The front-month WTI contract for February delivery, which expired on Tuesday, rose 1.5%, settling above $60 per barrel. The more actively traded March contract saw a similar increase.
Supply disruptions provided support for prices, as Kazakhstan's largest oil producer recently suspended production at the Tengiz and Korolev fields following a generator fire. Reports indicated that the Tengiz field would remain shut down for an additional seven to ten days.
Kazakhstan had already reduced crude output after drone attacks impacted the loading terminal of the Caspian Pipeline Consortium (CPC) located in Russia.
"Crude is higher this morning due to ongoing concerns about CPC loadings, which remain restricted following recent attacks in Ukraine," noted Rebecca Babin, Senior Energy Trader at CIBC Private Wealth Group. "At the same time, broader geopolitical risks remain elevated, keeping traders attuned to related news."
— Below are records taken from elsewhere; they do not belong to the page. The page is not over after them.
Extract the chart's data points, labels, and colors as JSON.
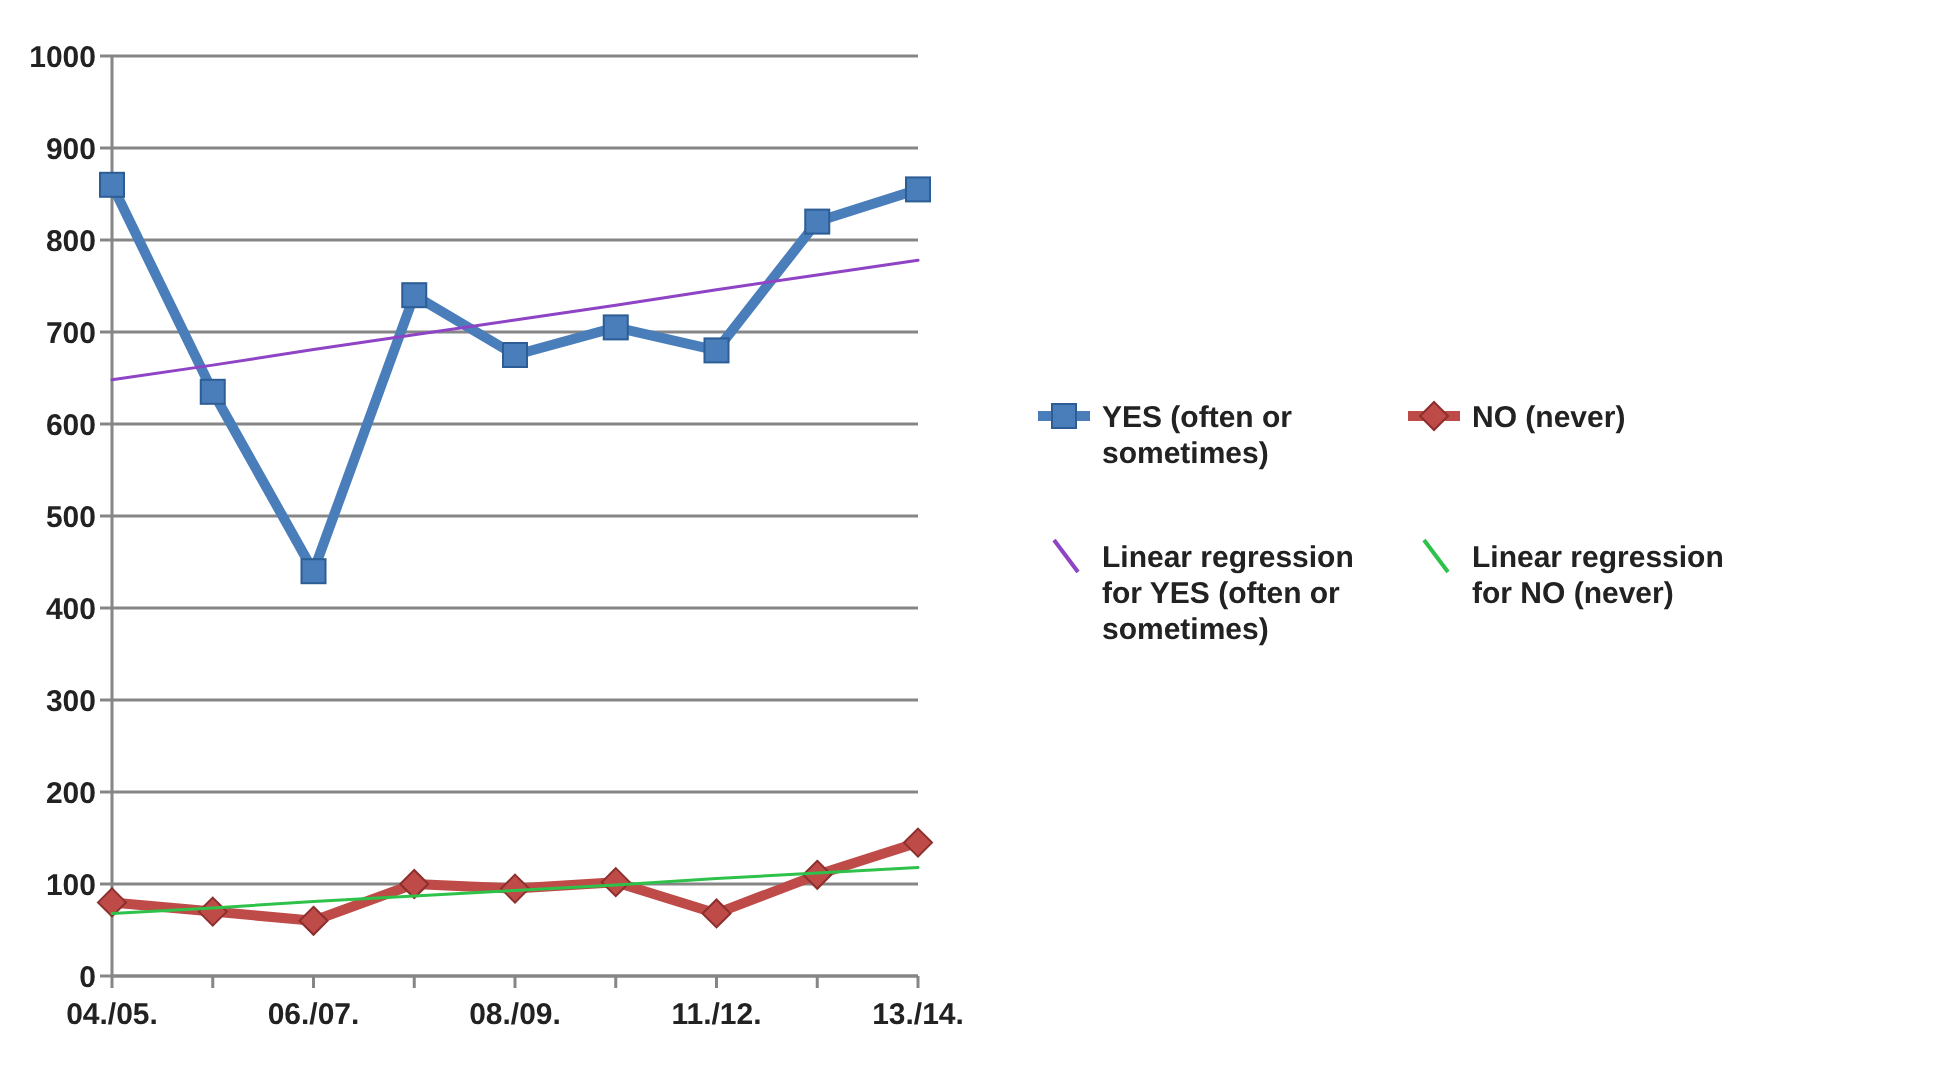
{
  "chart_data": {
    "type": "line",
    "categories": [
      "04./05.",
      null,
      "06./07.",
      null,
      "08./09.",
      null,
      "11./12.",
      null,
      "13./14."
    ],
    "series": [
      {
        "name": "YES (often or sometimes)",
        "color": "#4a7ebb",
        "marker": "square",
        "values": [
          860,
          635,
          440,
          740,
          675,
          705,
          680,
          820,
          855
        ]
      },
      {
        "name": "NO (never)",
        "color": "#be4b48",
        "marker": "diamond",
        "values": [
          80,
          70,
          60,
          100,
          95,
          102,
          68,
          110,
          145
        ]
      },
      {
        "name": "Linear regression for YES (often or sometimes)",
        "color": "#8e44c4",
        "marker": "none",
        "values": [
          648,
          664,
          681,
          697,
          713,
          729,
          746,
          762,
          778
        ]
      },
      {
        "name": "Linear regression for NO (never)",
        "color": "#2ec24a",
        "marker": "none",
        "values": [
          68,
          74,
          81,
          87,
          93,
          99,
          106,
          112,
          118
        ]
      }
    ],
    "ylim": [
      0,
      1000
    ],
    "yticks": [
      0,
      100,
      200,
      300,
      400,
      500,
      600,
      700,
      800,
      900,
      1000
    ],
    "grid": "y",
    "legend": "right"
  }
}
Trump once again lashed out at allies on social media, prompting a firm response from Europe to his economic threats, which were linked to the objective of acquiring Greenland.
The escalating tensions weighed on stock markets, drove gold and silver prices to record highs, and sparked concerns about a U.S.-Europe trade war. However, the direct impact on crude oil prices has so far been more moderate.
The expiring February WTI crude contract settled 1.5% higher at $60.34 per barrel.
The more active March contract gained 1.7%, reaching $60.36 per barrel.
March Brent crude rose 1.5%, settling at $64.92 per barrel.